Онъ надулся, отошелъ въ сторону, бормоталъ что-то себѣ подъ носъ и отказался итти провожать Серафиму Павловну. Соня принялась было его уговаривать, но онъ закричалъ на нее:
— Отстань!
Она смутилась и пошла за другими провожать гостью.
На другой день вечеромъ дѣти Ракитины пришли съ гувернанткой Сони, старой француженкой, madame Потье, къ Боръ-Раменскимъ. Анатоль вошелъ прежде всѣхъ, опережая старушку француженку къ крайнему ея неудовольствію. Онъ имѣлъ видъ тріумфатора.
— Рѣшили! закричалъ онъ, едва кланяясь. — Рѣшили! Мысль принадлежитъ мнѣ!
— Что такое? въ одинъ голосъ сказали Боръ-Раменскіе.
— Мысль богатая! Я уже распорядился и приказалъ всѣмъ собираться.
— Да что вы рѣшили? мы не знаемъ, — сказали Сережа и Глаша въ одинъ голосъ.

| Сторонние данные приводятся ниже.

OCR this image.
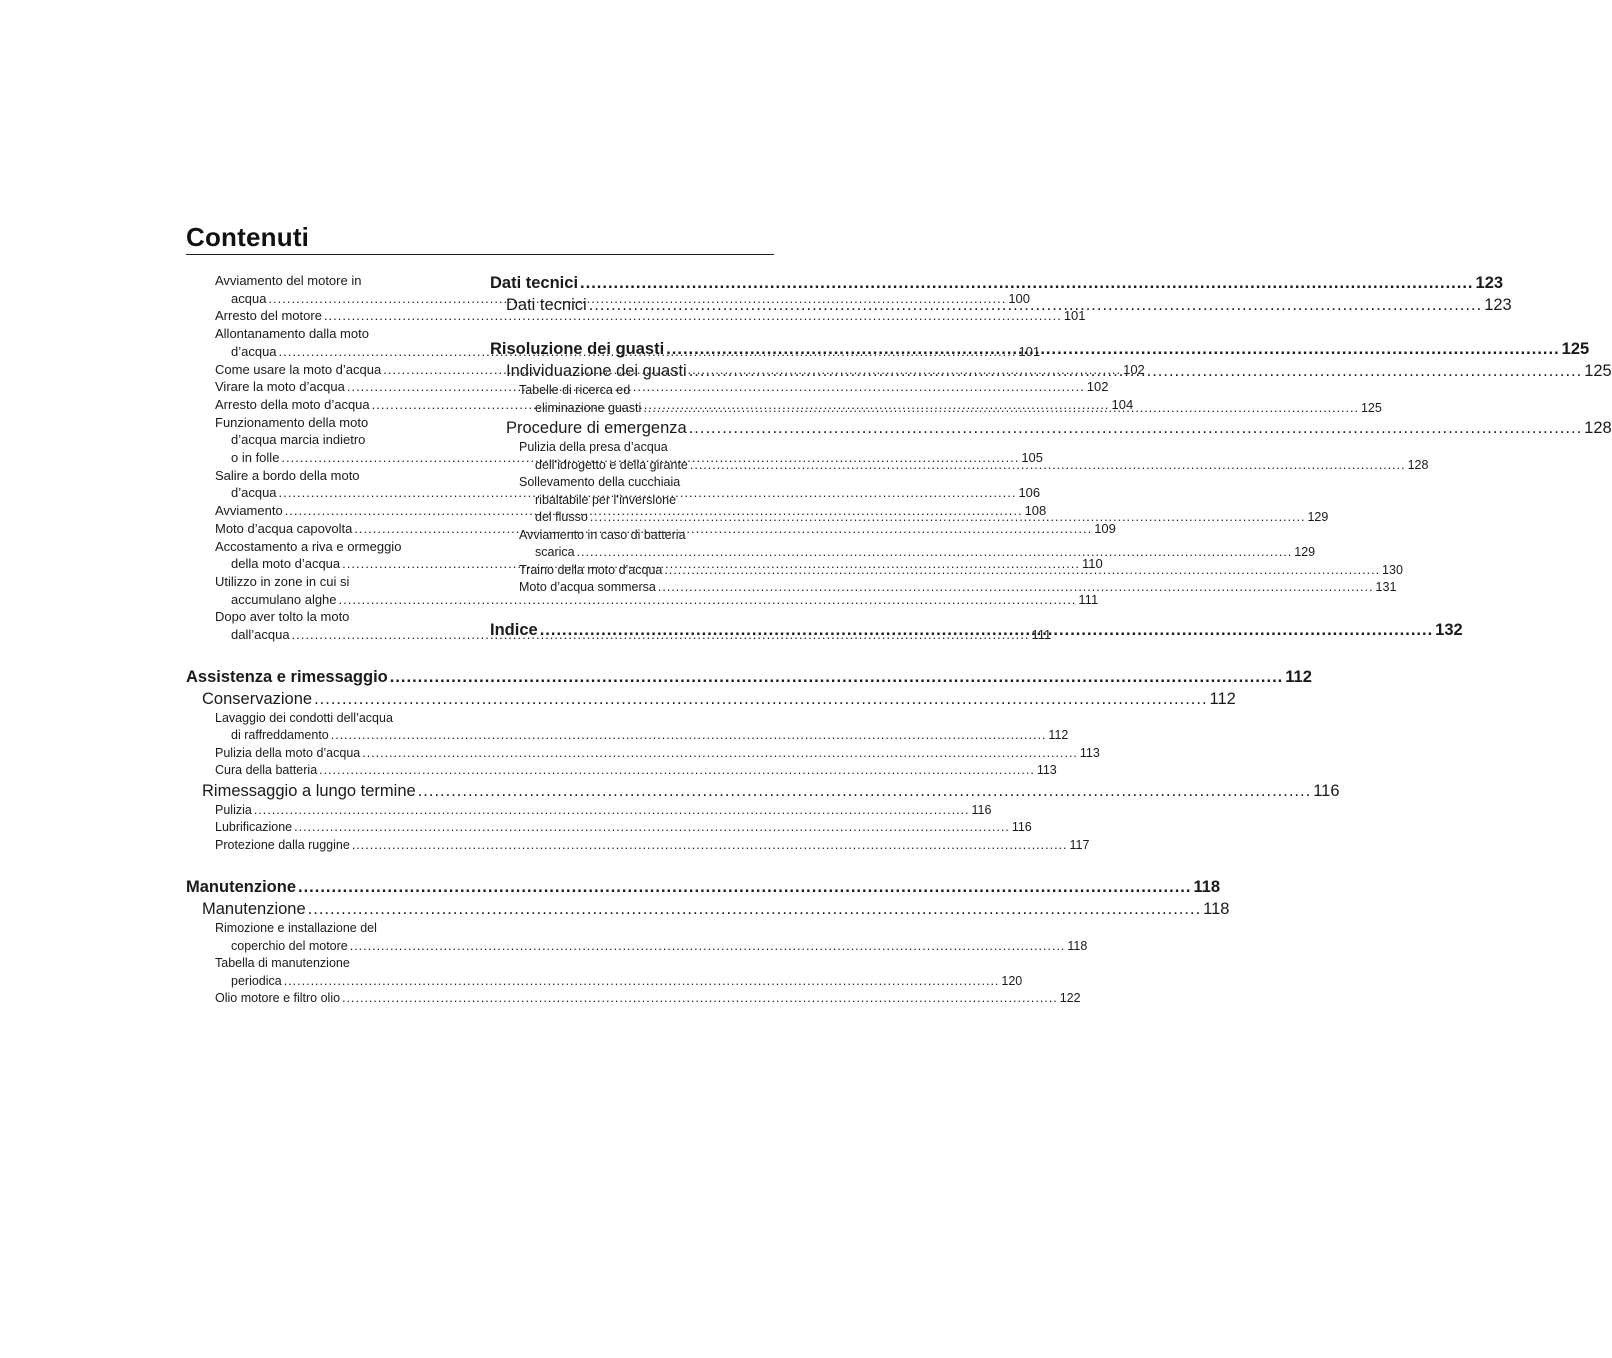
Contenuti
Avviamento del motore in
acqua .....	100
Arresto del motore .....	101
Allontanamento dalla moto
d’acqua .....	101
Come usare la moto d’acqua .....	102
Virare la moto d’acqua .....	102
Arresto della moto d’acqua .....	104
Funzionamento della moto
d’acqua marcia indietro
o in folle .....	105
Salire a bordo della moto
d’acqua .....	106
Avviamento .....	108
Moto d’acqua capovolta .....	109
Accostamento a riva e ormeggio
della moto d’acqua .....	110
Utilizzo in zone in cui si
accumulano alghe .....	111
Dopo aver tolto la moto
dall’acqua .....	111
Assistenza e rimessaggio .....	112
Conservazione .....	112
Lavaggio dei condotti dell’acqua
di raffreddamento .....	112
Pulizia della moto d’acqua .....	113
Cura della batteria .....	113
Rimessaggio a lungo termine .....	116
Pulizia .....	116
Lubrificazione .....	116
Protezione dalla ruggine .....	117
Manutenzione .....	118
Manutenzione .....	118
Rimozione e installazione del
coperchio del motore .....	118
Tabella di manutenzione
periodica .....	120
Olio motore e filtro olio .....	122
Dati tecnici .....	123
Dati tecnici .....	123
Risoluzione dei guasti .....	125
Individuazione dei guasti .....	125
Tabelle di ricerca ed
eliminazione guasti .....	125
Procedure di emergenza .....	128
Pulizia della presa d’acqua
dell’idrogetto e della girante .....	128
Sollevamento della cucchiaia
ribaltabile per l’inversione
del flusso .....	129
Avviamento in caso di batteria
scarica .....	129
Traino della moto d’acqua .....	130
Moto d’acqua sommersa .....	131
Indice .....	132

— Ѣхать на телѣгахъ въ нашъ боръ ночью, добраться до поляны и освѣтить ее бенгальскимъ огнемъ. Мы возьмемъ чай, ужинъ и заберемъ дворню. Они всѣ будутъ очень рады поѣсть, попить и попѣть; а есть изъ нихъ такіе, которые славно поютъ залихватскія пѣсни.
— Vous avez dit. Зали… Залих-ват-скія? Что это такое? сказала Серафима Павловна съ удивленіемъ и недовѣрчивостью, подозрѣвая въ этомъ, для нея неизвѣстномъ, словѣ что-нибудь неладное.
— Лихія, — пояснилъ Степанъ Михайловичъ.
— И папа и мама поѣдутъ съ нами. Какъ весело! сказала Соня. — Сережа, Ваня, вѣдь мы еще ни разу не были ночью въ лѣсу.
— А я былъ, — сказалъ Ваня вполголоса, — одинъ разъ, прошлымъ лѣтомъ. Жутко было, но хорошо. Лѣсъ стоитъ такой чудный, и будто не лѣсъ и не деревья — не то призраки, не то великаны. Очень жутко…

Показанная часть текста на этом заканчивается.